I have a pet theory that the visual cortex when developing is linked to some kind of mechanism such as this. You just need proteins that create some sort of resonating signal that feed into the neurons as they grow (obviously this is hand-wavy) but similar feedback loops guide nervous system growth in Zebra fish for example.
> "The core hypothesis: what makes language useful for pre-training is its structure, not its semantics."
As a layman, I've always held the intuition that semantics are the only meaningful thing."Structure without semantics" = form without function, symmetric/regular noise, right?
My naive bet is on compressing semantics into mediums more expressive/information dense than text. Like how some languages have single words/symbols to represent entire sentence-long concepts.
This is a remarkable paper. This is the first time I've heard someone training the actual thing we're trying to get this stuff to do!
---
> This raises a radical question: Is natural language the only path to intelligence?
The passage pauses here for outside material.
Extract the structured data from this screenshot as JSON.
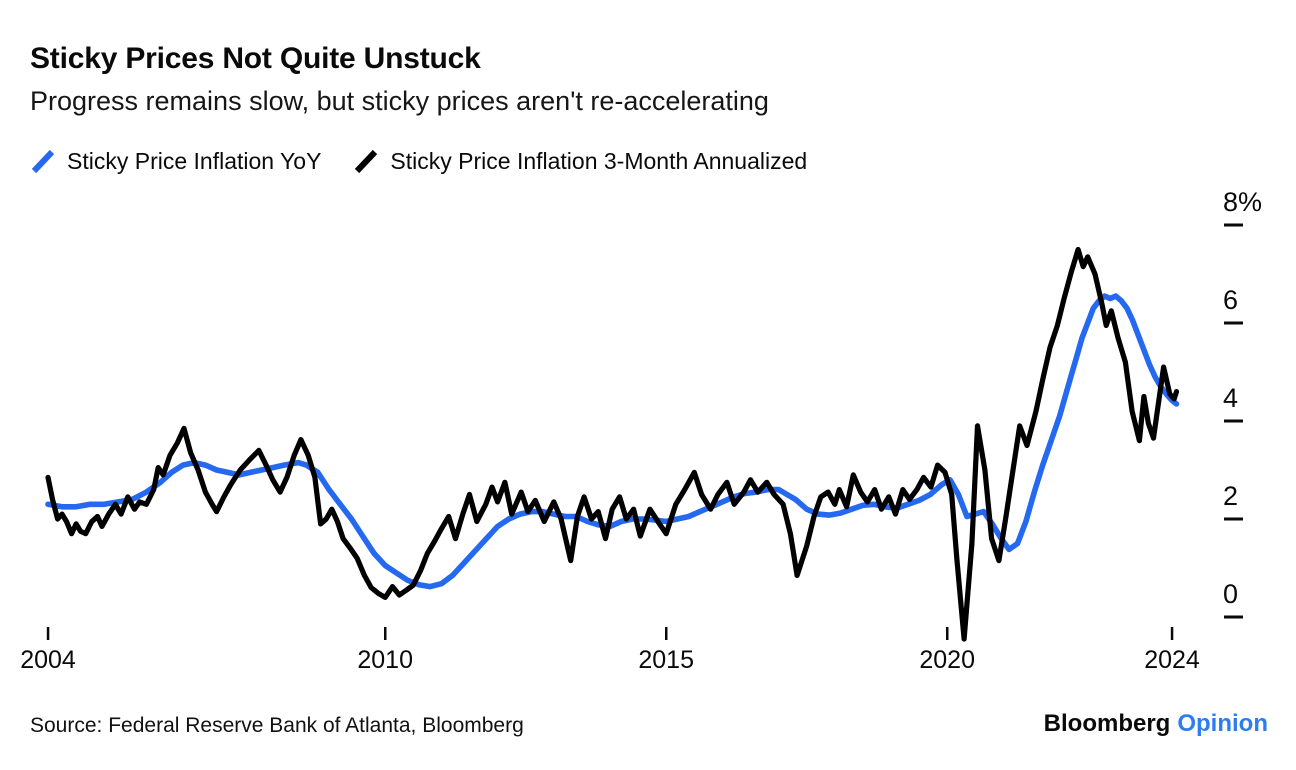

Of course not! We have octopi, ravens etc., which in many domain display higher intelligence than frontier AIs.
"Embodied reasoning" (genetic algorithm brute force solving physical tasks for a billion years, to name one solution) is definitely one very practical form of intelligence, although we're taking some shortcuts in replicating it.
I'm wondering if simplified analog tasks like Box2D puzzled would help too (or perhaps even simpler? Hanoi? Block worlds?). I know many companies are using simulations of 3D worlds for that.
What I don't understand is how that can integrate with the LLM (physical intelligence would seem to require specialized circuitry, if only for the latency). But maybe once we have good specialized models, LLMs can be trained on their synthetic data?
I'm working on a theoretical/computational framework, the Functional Universe, intended for modeling physical reality as functional state evolution. i would say it could be used to replicate your CA process. Won't link it here to signal my good faith discussing this issue - it's on my GH.
Short answer: it’s close, but incomplete. It’s not that time organizes a log of reality; rather, reality is the accumulation of committed transitions. What you’re calling a ‘log’ it’s the ontological structure itself.
I gather you're basically saying: what we see as a transition ≠ what’s actually happening at the fundamental level. This is a legitimate and deep problem.
You’re right that observed transitions may not compose cleanly. In the Functional Universe, composition is a property of fundamental transitions. What we observe are often coarse-grained projections of many underlying transitions, which can obscure compositional structure.
But is that correct? I think organisms also come with a partial built in understanding of nature at birth.
I agree. Most organisms are quite pre-trained: they have “instincts” and natural behaviors.
E.g. newly hatched turtles know to crawl towards the ocean immediately when they hatch. They don’t learn that on their way.
It seems to me that most lifeforms come into this world pre-trained.